Media Teleconference Features Bankruptcy Experts Examining Municipal Financial Distress

Date: 
Wednesday, October 7, 2009
Issue: 
Declining housing values, restrictive credit markets, slowed consumer spending and rising unemployment are leading some cities and municipalities to consider the option of filing for chapter 9 bankruptcy. Listen to a panel of bankruptcy experts explain the causes of a municipal bankruptcy filing, its effects on a municipality and their thoughts on whether a potential wave of chapter 9 filings is likely in the near future.
 
Speakers: 

Bruce Bennett is a founding partner of Hennigan, Bennett & Dorman LLP and heads its Business Reorganization & Bankruptcy department. Bennett was the lead debtor’s counsel in the country's largest chapter 9 bankruptcy, In re County of Orange, Calif., which commenced following a $1.7 billion loss in the county’s investment pools. 

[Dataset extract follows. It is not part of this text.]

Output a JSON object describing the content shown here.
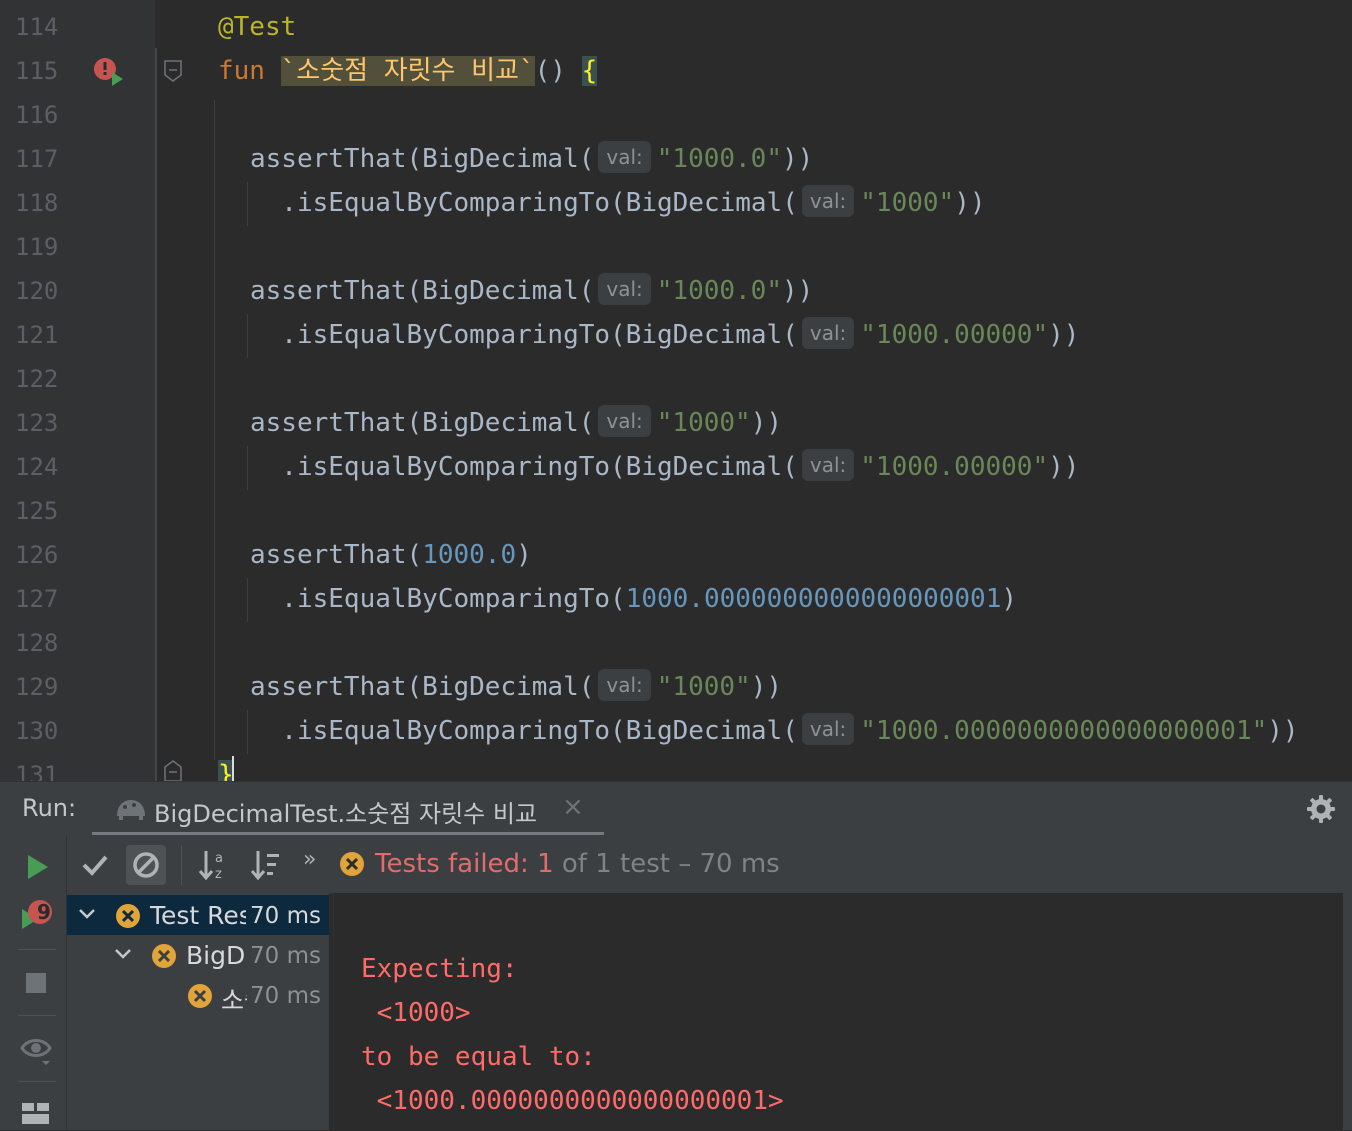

Lisa Hill Fenning is a partner in the bankruptcy and corporate reorganization practice group at Arnold & Porter LLP. From 1985 to 2000, Fenning served as a U.S. Bankruptcy Judge for the Central District of California. 
 
Marc Levinson is a partner in the Restructuring Group of Orrick, Herrington & Sutcliffe LLP. He is the lead attorney in the chapter 9 filing of the City of Vallejo, Calif.
 
Background: 
While consumers and businesses look to weather the economic downturn, many cities and municipalities are also seeking to avoid severe financial distress. A recent report by the National League of Cities found that cities are only in the early stages of registering the effects of the nation's economic downturn, and that the ability of cities to meet their financial needs will only worsen through 2010 and beyond. Spending pressures on municipalities and cities, according to the report, stem from declining local economic health, rising costs of providing services, public safety and infrastructure costs, and employee-related costs for health care, pensions and wages. Like businesses, tightened credit markets have made it increasingly difficult for municipalities to maintain debt-funded projects, particularly for infrastructure, and have resulted in higher debt costs. 
 
Though there have been fewer than 600 municipal bankruptcies since chapter 9 became law in the 1930s, some cities, towns and municipalities that have received a financial shock amidst the economic downturn are increasingly considering bankruptcy as an option. In contrast to consumer or business bankruptcies, chapter 9 does not contain a provision in the law for liquidation of the assets of the municipality and distribution of the proceeds to creditors. Additionally, the Tenth Amendment limitation on federal powers (including the power to create and govern municipalities) means that in a chapter 9 case the bankruptcy court has very little involvement, if any, with the operation of a municipality. Click here to read the eligibility requirements of a municipality to file under chapter 9 of the Bankruptcy Code.
 
A panel of bankruptcy experts shares their insights on the chapter 9 process and their thoughts on whether a potential wave of chapter 9 filings is likely in the near future.